Hopkins utilization of Victorian detective narrative disrupts colorist literary representations of heroism while valorizing the preservation of history. American information dissemination systems continue to minimize and obscurify the effects of white supremacy in our nation. Venus, Aunt Henny’s dark-skinned granddaughter, conceals herself through cross-dressing and sneaks around Washington and its surrounding plantations in search of her grandmother’s whereabouts. Without Venus’s intelligence, resourcefulness, and sleuthing, Hagar, Jewel, Aunt Henny, and Aurelia would be forced into lives of destitution and degradation. Furthermore, Venus’s sleuthing reveals a historical reality in which white politicians utilize racial institutions to ruin lives, as the novel’s villains are “known in society, having the entrée to the best houses” (Hopkins 259). More significantly, the court-house scene reverses the “”mammy” caricature” in which enslavers compartmentalized personal feelings of affection for Black female caretakers through exceptionalizing her “supposed intimate involvement in all aspects of domestic life in the Big House” (White 48). Aunt Henny’s connection to the Big House takes on a subversive role, as she politicizes her knowledge of unearthed history in a successful search for justice. Hopkins’s shifting of active heroism onto a family of Black characters is a final nail in the coffin of nineteenth century literature that favors light-skinned protagonists and heroes.
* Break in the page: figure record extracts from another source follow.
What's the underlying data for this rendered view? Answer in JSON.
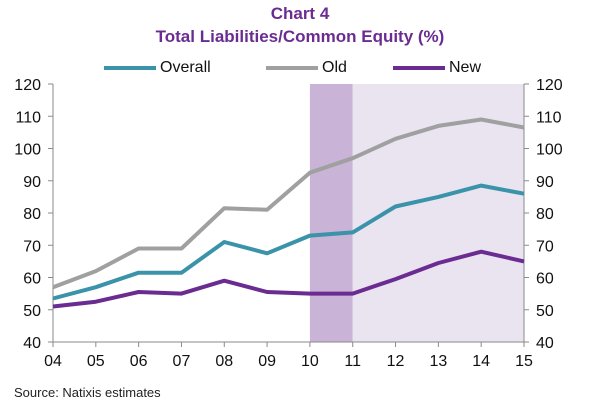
{
  "title": "Chart 4",
  "subtitle": "Total Liabilities/Common Equity (%)",
  "source": "Source: Natixis estimates",
  "chart_data": {
    "type": "line",
    "x": [
      "04",
      "05",
      "06",
      "07",
      "08",
      "09",
      "10",
      "11",
      "12",
      "13",
      "14",
      "15"
    ],
    "ylim": [
      40,
      120
    ],
    "yticks": [
      "40",
      "50",
      "60",
      "70",
      "80",
      "90",
      "100",
      "110",
      "120"
    ],
    "secondary_y_axis": true,
    "grid": false,
    "legend_position": "top",
    "shaded_regions": [
      {
        "from": "10",
        "to": "11",
        "color": "#C9B3D6"
      },
      {
        "from": "11",
        "to": "15",
        "color": "#EAE4F1"
      }
    ],
    "series": [
      {
        "name": "Overall",
        "color": "#3A93A8",
        "values": [
          53.5,
          57,
          61.5,
          61.5,
          71,
          67.5,
          73,
          74,
          82,
          85,
          88.5,
          86
        ]
      },
      {
        "name": "Old",
        "color": "#A0A0A0",
        "values": [
          57,
          62,
          69,
          69,
          81.5,
          81,
          92.5,
          97,
          103,
          107,
          109,
          106.5
        ]
      },
      {
        "name": "New",
        "color": "#6B2C91",
        "values": [
          51,
          52.5,
          55.5,
          55,
          59,
          55.5,
          55,
          55,
          59.5,
          64.5,
          68,
          65
        ]
      }
    ]
  }
}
Gothic literature, utilized expertly by authors such as Pauline Hopkins, allows the writer to explore societal issues through symbols and metaphors as well as realist descriptions of historically accurate events and injustices. Although printed sources of entertainment, such as novels, magazines, and newspapers are losing technological relevance within our rapidly advancing techno-culture, the American news cycle’s internet and televised presence is a modern and relevant site of the dissemination of knowledge, violence, and spectacle. Despite the media’s collective misrepresentation of our American ’Culture and history, Pauline Hopkins’s fiction and magazine reminds us how invaluable unbiased representation, family, and history can be in the face of political subjugation.